Is Computer Science Dying

Well that is a pretty dramatic title. I didn't think it up myself though. I'm not so pessimistic. It is the title of a post I read recently though. There does seem to be a lot of bad news in the field of Computer Science these days. I also read recently that Cambridge University in England is having trouble attracting as many computer science students as they would like.  One quote from the article is interesting.

Cambridge professors blame the dwindling enrollment figures on their field’s ongoing image problem

Image problem? Well yes. Would you want to be many of the computer geeks you see on TV and the movies? And worse still there is the image of all the jobs going away. Scary stuff. And in fact there is a lot of evidence that the actual need for computer scientists is going up. Bill Gates who regularly laments on a looming shortage recently also brought up a desire to see more African-Americans and other minorities in the field. Now even if you see that as some sort of politically correct purely social goal or see real value in a diverse workforce I think most would agree that computer science offers a good career path for many people. It should be open to all regardless of race, gender or other attribute.

But if I can come back to the article that started me off on this thread - the one called "Is Computer Science Dying" - one of the things I really like about it is that it addresses the famous quote by Edsger Dijkstra who claimed, "Computer science is no more about computers than astronomy is about telescopes." It's worth the read just for that discussion.

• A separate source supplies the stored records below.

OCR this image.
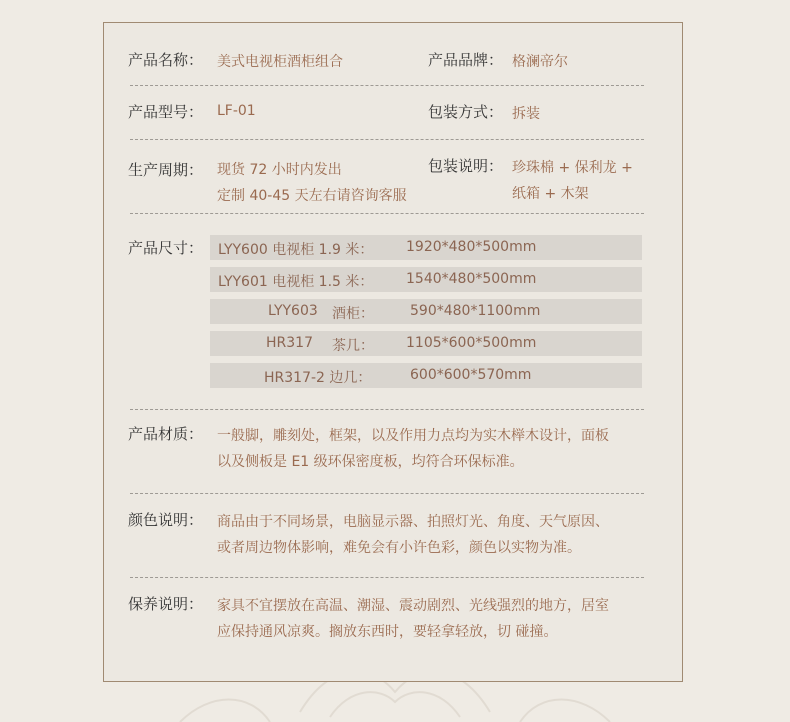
产品名称： 美式电视柜酒柜组合	产品品牌： 格澜帝尔
产品型号： LF-01	包装方式： 拆装
生产周期： 现货 72 小时内发出
定制 40-45 天左右请咨询客服
包装说明： 珍珠棉 + 保利龙 +
纸箱 + 木架
产品尺寸： LYY600 电视柜 1.9 米： 1920*480*500mm
LYY601 电视柜 1.5 米： 1540*480*500mm
LYY603 酒柜：	590*480*1100mm
HR317 茶几： 1105*600*500mm
HR317-2 边几：	600*600*570mm
产品材质： 一般脚，雕刻处，框架，以及作用力点均为实木榉木设计，面板
以及侧板是 E1 级环保密度板，均符合环保标准。
颜色说明： 商品由于不同场景，电脑显示器、拍照灯光、角度、天气原因、
或者周边物体影响，难免会有小许色彩，颜色以实物为准。
保养说明： 家具不宜摆放在高温、潮湿、震动剧烈、光线强烈的地方，居室
应保持通风凉爽。搁放东西时，要轻拿轻放，切 碰撞。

My answer to the title question is that computer science is not dying. It is changing and the perceptions of it are changing. I think it is also rapidly becoming ingrained in more and more disciplines. It is like math in that even people who don't major in it are increasingly finding themselves in a position where they have to study it more than perhaps they originally thought. Rather than moving more into the hard sciences as an engineering it is becoming more and more a true "liberal art."